11. En premier lieu, l'arrêté attaqué vise les dispositions du code de l'entrée et du séjour des étrangers et du droit d'asile, notamment son article L. 622-1, et fait état de ce que M. C affirme être arrivé sur le territoire français au cours de l'année 2020, qu'il est titulaire d'un permis de séjour italien en cours de validité, qu'il est célibataire sans charge de famille et que ses liens personnels et familiaux en France ne peuvent être regardés comme suffisamment anciens, intenses et stables. En outre, elle comporte une mention relative au critère relatif à l'édiction de précédentes mesures d'éloignement. La mention relative au " permis de séjour italien " dont est titulaire l'intéressé, sans que soit apportée d'autre précision, ne recèle aucune ambiguïté et permet de déduire que M. C n'est pas titulaire d'un titre entrant dans les catégories auxquelles renvoie l'article L. 622-2 du code de l'entrée et du séjour des étrangers et du droit d'asile. Enfin, lorsque le préfet ne retient pas une circonstance tenant à la menace pour l'ordre public au nombre des motifs de sa décision édictant une interdiction de circulation, il n'est pas tenu, à peine d'irrégularité, de le préciser expressément.
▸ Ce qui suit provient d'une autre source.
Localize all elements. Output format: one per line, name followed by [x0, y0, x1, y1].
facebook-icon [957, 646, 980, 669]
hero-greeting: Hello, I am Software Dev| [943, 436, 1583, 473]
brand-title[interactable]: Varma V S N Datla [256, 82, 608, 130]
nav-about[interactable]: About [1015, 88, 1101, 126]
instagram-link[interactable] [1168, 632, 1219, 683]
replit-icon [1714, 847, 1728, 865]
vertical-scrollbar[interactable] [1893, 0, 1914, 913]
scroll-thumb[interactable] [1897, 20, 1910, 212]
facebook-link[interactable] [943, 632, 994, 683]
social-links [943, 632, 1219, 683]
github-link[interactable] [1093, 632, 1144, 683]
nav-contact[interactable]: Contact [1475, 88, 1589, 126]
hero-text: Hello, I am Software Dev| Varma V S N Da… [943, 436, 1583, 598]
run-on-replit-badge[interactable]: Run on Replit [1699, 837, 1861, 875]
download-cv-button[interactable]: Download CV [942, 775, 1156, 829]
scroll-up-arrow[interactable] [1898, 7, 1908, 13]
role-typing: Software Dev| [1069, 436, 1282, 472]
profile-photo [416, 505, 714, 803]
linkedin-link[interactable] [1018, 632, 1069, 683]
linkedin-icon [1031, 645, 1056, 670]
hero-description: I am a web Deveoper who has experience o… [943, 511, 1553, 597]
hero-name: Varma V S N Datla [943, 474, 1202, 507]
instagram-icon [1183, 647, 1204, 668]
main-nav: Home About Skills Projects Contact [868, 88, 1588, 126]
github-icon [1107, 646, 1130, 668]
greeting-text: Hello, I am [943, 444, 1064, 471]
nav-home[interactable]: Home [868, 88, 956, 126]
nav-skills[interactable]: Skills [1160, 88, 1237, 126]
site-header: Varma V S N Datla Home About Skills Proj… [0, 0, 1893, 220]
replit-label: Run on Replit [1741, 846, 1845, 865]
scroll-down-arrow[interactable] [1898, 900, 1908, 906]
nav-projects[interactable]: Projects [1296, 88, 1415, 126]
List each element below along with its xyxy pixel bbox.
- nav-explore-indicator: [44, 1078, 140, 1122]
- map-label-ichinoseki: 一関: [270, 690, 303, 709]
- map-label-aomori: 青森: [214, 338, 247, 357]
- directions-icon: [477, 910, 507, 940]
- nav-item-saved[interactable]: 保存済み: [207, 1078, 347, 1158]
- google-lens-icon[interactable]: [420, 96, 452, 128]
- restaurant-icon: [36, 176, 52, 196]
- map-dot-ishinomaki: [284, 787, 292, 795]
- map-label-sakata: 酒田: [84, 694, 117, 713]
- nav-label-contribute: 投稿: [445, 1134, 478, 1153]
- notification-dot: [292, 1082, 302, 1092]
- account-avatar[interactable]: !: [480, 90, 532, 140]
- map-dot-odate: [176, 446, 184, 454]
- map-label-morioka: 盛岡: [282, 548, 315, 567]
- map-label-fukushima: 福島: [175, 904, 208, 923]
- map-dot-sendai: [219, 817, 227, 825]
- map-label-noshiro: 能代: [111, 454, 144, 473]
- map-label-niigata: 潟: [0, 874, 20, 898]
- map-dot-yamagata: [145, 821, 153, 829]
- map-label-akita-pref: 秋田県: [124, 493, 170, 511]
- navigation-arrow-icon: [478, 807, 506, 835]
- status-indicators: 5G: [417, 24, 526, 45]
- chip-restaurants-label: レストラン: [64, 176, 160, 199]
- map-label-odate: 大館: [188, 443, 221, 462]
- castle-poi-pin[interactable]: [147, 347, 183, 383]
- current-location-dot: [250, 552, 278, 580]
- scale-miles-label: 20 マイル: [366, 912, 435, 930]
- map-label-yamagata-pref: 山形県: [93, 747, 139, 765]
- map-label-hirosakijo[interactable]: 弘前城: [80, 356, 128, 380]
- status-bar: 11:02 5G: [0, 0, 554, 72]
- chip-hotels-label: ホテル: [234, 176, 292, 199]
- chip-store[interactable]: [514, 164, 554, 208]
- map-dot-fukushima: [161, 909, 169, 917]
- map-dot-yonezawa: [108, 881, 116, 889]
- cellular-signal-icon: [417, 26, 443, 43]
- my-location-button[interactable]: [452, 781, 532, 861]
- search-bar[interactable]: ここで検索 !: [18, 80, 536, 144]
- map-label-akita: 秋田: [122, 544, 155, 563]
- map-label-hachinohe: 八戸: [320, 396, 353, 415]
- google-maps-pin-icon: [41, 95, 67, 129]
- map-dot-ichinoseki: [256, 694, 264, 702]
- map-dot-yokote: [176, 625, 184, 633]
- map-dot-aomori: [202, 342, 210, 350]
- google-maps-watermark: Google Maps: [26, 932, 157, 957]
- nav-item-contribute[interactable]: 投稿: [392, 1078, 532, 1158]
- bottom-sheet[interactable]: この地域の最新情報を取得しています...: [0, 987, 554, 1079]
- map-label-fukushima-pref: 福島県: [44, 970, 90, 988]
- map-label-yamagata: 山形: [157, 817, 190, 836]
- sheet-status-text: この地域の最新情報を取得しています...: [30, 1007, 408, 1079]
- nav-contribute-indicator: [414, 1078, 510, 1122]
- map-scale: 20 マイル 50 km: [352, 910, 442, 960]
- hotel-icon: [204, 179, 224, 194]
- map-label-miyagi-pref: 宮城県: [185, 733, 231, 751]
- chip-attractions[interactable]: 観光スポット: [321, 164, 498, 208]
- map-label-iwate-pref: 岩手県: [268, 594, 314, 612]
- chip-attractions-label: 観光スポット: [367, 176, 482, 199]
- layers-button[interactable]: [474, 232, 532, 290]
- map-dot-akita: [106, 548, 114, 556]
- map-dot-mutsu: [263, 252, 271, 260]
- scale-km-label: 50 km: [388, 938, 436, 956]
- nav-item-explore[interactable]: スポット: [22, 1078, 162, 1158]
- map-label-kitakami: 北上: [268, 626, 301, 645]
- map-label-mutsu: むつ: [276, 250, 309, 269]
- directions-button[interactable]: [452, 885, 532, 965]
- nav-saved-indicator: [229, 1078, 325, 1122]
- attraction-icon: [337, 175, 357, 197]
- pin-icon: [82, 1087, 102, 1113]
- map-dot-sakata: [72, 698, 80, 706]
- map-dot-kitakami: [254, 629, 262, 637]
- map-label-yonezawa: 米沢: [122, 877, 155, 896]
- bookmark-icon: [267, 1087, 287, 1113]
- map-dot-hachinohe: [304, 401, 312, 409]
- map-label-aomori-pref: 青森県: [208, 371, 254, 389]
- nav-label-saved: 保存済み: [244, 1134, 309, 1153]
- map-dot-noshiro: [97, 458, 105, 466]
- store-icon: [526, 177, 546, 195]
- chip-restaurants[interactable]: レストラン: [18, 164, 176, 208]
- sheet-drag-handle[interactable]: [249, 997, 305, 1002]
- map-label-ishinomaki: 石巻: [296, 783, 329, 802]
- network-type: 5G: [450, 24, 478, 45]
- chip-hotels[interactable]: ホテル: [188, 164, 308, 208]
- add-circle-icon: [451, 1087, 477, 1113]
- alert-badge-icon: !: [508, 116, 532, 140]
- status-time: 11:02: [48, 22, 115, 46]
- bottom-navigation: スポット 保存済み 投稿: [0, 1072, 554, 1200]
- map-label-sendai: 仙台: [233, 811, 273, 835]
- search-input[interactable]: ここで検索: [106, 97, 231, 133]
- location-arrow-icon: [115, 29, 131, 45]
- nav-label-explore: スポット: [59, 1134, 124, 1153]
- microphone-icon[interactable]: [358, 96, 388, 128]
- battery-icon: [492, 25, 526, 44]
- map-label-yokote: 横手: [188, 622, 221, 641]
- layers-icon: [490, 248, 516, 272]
Dans ces conditions, la motivation de l'arrêté atteste que le préfet a pris en compte les critères énumérés par les dispositions précitées de l'article L. 622-3 de ce même code et permet au requérant de connaître les motifs de l'interdiction de circulation sur le territoire français pendant une durée d'un an prise à sa encontre par le préfet, laquelle est, par suite, suffisamment motivée.

12. En deuxième lieu, compte tenu de ce qui a été dit aux points 6 à 9, l'intéressé n'est pas fondé à se prévaloir de l'illégalité de la décision de remise aux autorités italiennes à l'appui de ses conclusions dirigées contre la décision d'interdiction de circulation sur le territoire français.

13. En troisième et dernier lieu, compte tenu des éléments relevés au point 7, la décision d'interdiction de circulation en litige ne porte pas au droit de M. C au respect de sa vie privée et familiale une atteinte disproportionnée aux buts en vue desquelles elle a été prise.

14. Il résulte de ce qui précède que la requête de M. C doit être rejetée, y compris les conclusions aux fins d'injonction et d'astreinte et celles qui tendent à l'application de l'article L. 761-1 du code de justice administrative.

D E C I D E :

Article 1 : La requête de M. C est rejetée.

Article 2 : Le présent jugement sera notifié à M. E C et au préfet des Hauts-de-Seine.

Copie en sera transmise au ministre de l'intérieur.

Délibéré après l'audience du 18 octobre 2024, à laquelle siégeaient :

M. Timothée Gallaud, président,

Mme Marine Robin, conseillère,

Mme Héloïse Mathon, conseillère.

Rendu public par mise à disposition au greffe le 8 novembre 2024.

Le président-rapporteur,

T. GallaudL'assesseure la plus ancienne dans l'ordre du tableau,

M. B

La greffière,

L.Sobangue

La République mande et ordonne au préfet des Hauts-de-Seine en ce qui le concerne ou à tous commissaires de justice à ce requis en ce qui concerne les voies de droit commun contre les parties privées, de pourvoir à l'exécution de la présente décision.